I was raised in a moderate Christian church (The Presbyterian Church, USA) and was the youngest church officer ("deacon") I know of, ordained at age 14 to take part in the leadership of my congregation. By age 18 I was no longer going to church regularly, but I was still participating in some activities like choir and youth meetings. I grew increasingly skeptical through discussions with friends who were fundamentalist, as I realized the faith I was brought up in was founded on a "pick and choose" system lacking authority. I began to search for authority outside of religion, because the authority offered within it, that of the fundamentalists' reading, struck me, ironically, as so immoral and destructive.

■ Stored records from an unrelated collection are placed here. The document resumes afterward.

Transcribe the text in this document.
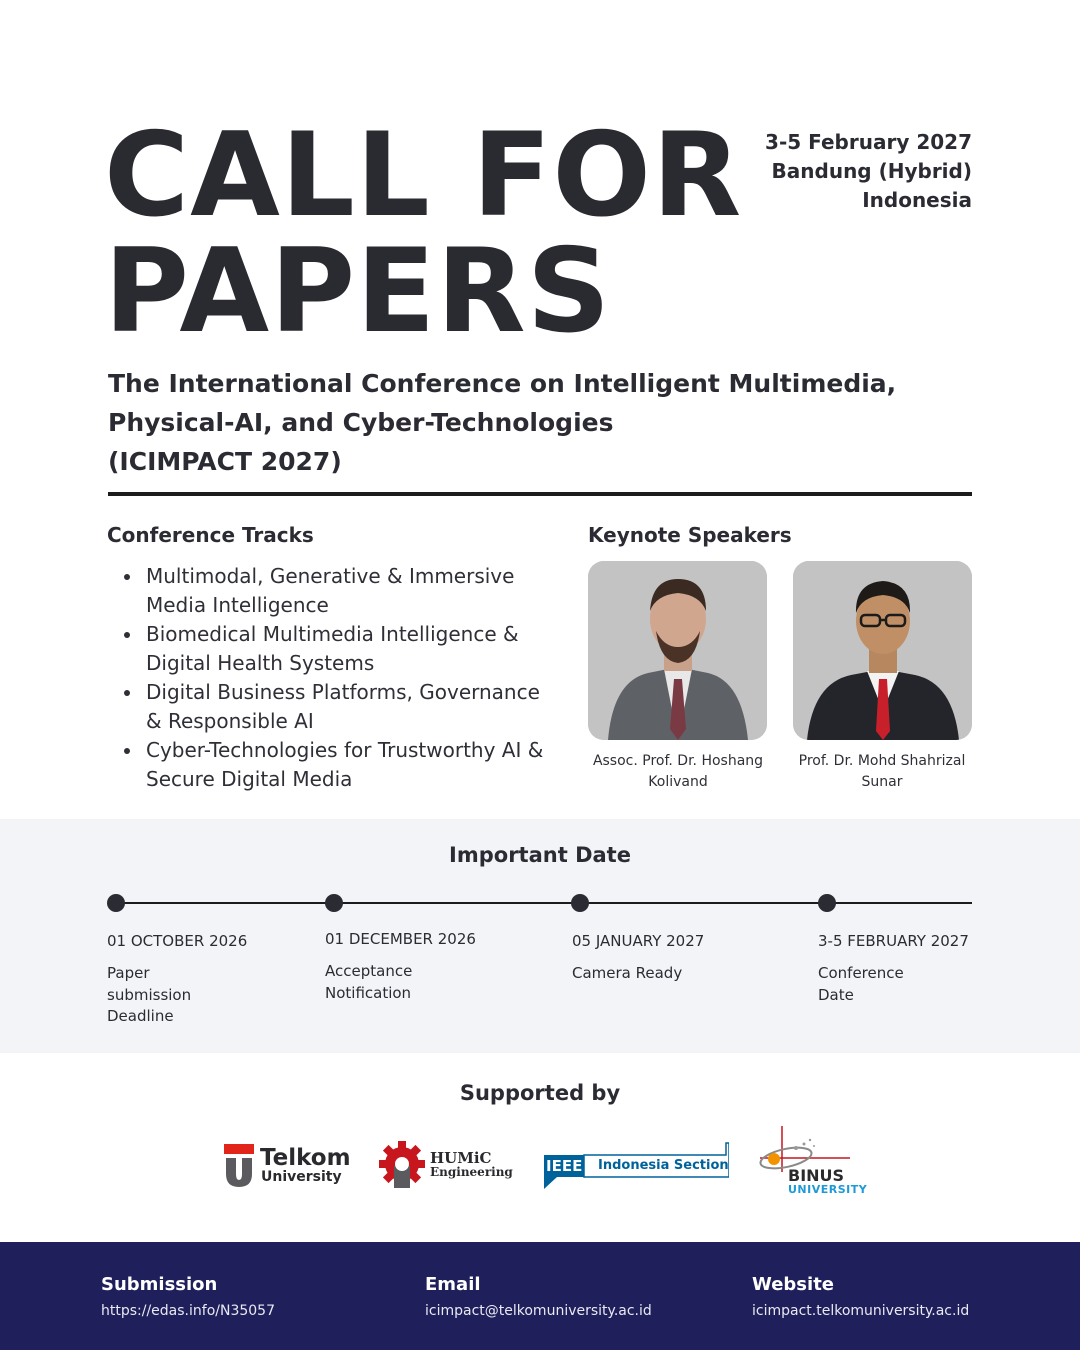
CALL FOR
PAPERS
3-5 February 2027
Bandung (Hybrid)
Indonesia
The International Conference on Intelligent Multimedia,
Physical-AI, and Cyber-Technologies
(ICIMPACT 2027)
Conference Tracks
Multimodal, Generative & Immersive Media Intelligence
Biomedical Multimedia Intelligence & Digital Health Systems
Digital Business Platforms, Governance & Responsible AI
Cyber-Technologies for Trustworthy AI & Secure Digital Media
Keynote Speakers
Assoc. Prof. Dr. Hoshang
Kolivand
Prof. Dr. Mohd Shahrizal
Sunar
Important Date
01 OCTOBER 2026
Paper submission Deadline
01 DECEMBER 2026
Acceptance Notification
05 JANUARY 2027
Camera Ready
3-5 FEBRUARY 2027
Conference Date
Supported by
Telkom
University
HUMiC
Engineering IEEE Indonesia Section
BINUS
UNIVERSITY
Submission
https://edas.info/N35057
Email
icimpact@telkomuniversity.ac.id
Website
icimpact.telkomuniversity.ac.id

My freshman year of university gave me 24-hour access to the internet and that eye-opening philosophy class. I read about science, skepticism, and rationality voraciously, and your book cemented it all. My professor's obvious endorsement of the text and my classmates' lame arguments against your systematic and thorough support of a universe without an intelligent designer encouraged me to make the final step and label myself an atheist. The authority moderate Christianity is lacking I have found: it is in the laws of nature, the power of time, and the unfailing and elegant system of logic and reason. I have since shared your book with my father and grandfather, closet atheists both, and I know your writings have helped them, in private moments, to come to terms with what they know is the truth.